カインたちもそれぞれ攻撃しているので、やがてリーダーの手が疎かになってくる。
「チャッピー、特大のをもう1発!」
「そろそろ打ち止めじゃぞ……」
チャッピーがなんとか作り出した特大弾の発射タイミングを、慎重に測る。
やがてカインのシールドバッシュで、リーダーがよろめいた。
ドンッという腹に響く音と共に、特大魔力弾が突き進む。
今度は撃ち落とされることなく命中した特大弾が外皮を食い破り、心臓近くに突き立った。
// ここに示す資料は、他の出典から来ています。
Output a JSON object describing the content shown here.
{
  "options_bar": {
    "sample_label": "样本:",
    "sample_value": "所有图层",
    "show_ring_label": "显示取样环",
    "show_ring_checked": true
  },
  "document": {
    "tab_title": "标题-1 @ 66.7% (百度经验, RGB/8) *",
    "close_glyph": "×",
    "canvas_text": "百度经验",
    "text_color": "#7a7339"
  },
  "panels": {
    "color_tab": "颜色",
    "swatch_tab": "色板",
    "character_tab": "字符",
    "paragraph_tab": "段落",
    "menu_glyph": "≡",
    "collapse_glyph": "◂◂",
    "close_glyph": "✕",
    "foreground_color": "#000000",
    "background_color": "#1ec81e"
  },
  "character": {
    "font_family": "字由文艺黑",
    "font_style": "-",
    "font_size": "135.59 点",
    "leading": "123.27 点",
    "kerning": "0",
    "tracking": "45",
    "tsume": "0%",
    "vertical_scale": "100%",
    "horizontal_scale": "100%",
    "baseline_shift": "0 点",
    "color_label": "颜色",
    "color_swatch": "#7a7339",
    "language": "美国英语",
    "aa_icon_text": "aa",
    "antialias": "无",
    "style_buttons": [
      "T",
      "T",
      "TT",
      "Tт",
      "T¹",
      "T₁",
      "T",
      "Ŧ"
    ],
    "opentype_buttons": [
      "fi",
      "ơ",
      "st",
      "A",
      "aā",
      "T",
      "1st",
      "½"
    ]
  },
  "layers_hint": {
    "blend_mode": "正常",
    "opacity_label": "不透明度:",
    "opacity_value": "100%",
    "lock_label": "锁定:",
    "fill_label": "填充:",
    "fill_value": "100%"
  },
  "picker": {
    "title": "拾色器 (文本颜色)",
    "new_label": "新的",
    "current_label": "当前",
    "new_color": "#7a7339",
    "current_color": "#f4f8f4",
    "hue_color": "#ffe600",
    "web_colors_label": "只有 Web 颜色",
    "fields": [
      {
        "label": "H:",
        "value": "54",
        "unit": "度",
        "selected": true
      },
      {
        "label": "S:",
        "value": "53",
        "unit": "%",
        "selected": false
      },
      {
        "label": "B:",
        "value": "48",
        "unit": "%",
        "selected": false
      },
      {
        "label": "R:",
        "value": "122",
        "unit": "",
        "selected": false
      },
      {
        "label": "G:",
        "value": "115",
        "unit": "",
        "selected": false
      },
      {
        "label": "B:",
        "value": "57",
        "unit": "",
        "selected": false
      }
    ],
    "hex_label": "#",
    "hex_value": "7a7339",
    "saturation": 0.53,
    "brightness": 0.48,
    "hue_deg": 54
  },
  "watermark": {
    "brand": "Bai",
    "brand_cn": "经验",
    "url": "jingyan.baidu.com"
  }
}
一瞬動きの止まったリーダーをカインが盾で押し倒し、その頭にメイスを振り下ろす。
何度も、何度も打擲を加えると、とうとうオークリーダーが動かなくなった。
その頃にはサンドラとレミリアの方も決着がついており、2匹のオークが地に伏している。
2層攻略の完了だ。
「……やったの、やったのです、兄様!」
感激して飛びついてきたリューナを、俺が受け止める。
続いて寄ってきたレミリアとサンドラも、一緒に抱き締めてやった。
リュートもカインと肩を叩き合いながら喜んでいた。
そしてキョロとシルヴァも、嬉しそうに走り回っている。
しばらく勝利の余韻に浸った後、素材を剥ぎ取った。
それから3層侵入資格を手に入れ、3層へ降りてから地上へ戻る。
衛兵に2層の攻略を伝えると、また事情聴取を受けた。
ここで地図の完成度合いを聞かれたので全て埋めたと答えると、未探索部の情報買い取りを打診された。
国に逆らってもしょうがないので、もちろん了承だ
そして今回の未探索エリアは全体の2割と認定され、金貨20枚の臨時収入を得た。
不完全な地図が金貨1枚だったことからすれば安過ぎる気がしないでもないが、この情報が後続の役に立つことを祈ろう。
その後、素材の売却と報告のためギルドへ向かう。
「アリスさん、こんにちは。ようやく2層を攻略しましたよ」
「ええっ? またまた~、冗談でしょ? デイル君って、1層攻略からまだ2ヶ月しか経ってないじゃな~い」
「いえ、ホントですって。カード確認してください」
カードを渡すと、専用の機械で確認したアリスさんが呆れ顔になる。
「呆れた、本当に攻略しちゃったのね。これで冒険者ランクもCになったから、すっかり一人前ね。おまけに強化レベルも5になってるし。2層だと、普通は3ぐらいなのよ」
「ああ、そうなんですか? オークいっぱい狩りましたからね、僕ら。ちなみに3層探索者の割合は?」
「そうねー、全体の2割足らずってとこかしら。ちなみに4層は3%しかいないわよ」
「なるほど、俺もとうとう上位2割の仲間入りですね」
「なんか、近いうちに3%に入りそうで怖いわ~」
「それはやってみないと分かりませんが、がんばります」
俺の謙虚なコメントに、アリスさんが疲れた笑いを返す。
さて、今日もオーク肉で打ち上げをしよう。
そして2、3日ゆっくり休んでから、3層に挑もうかね。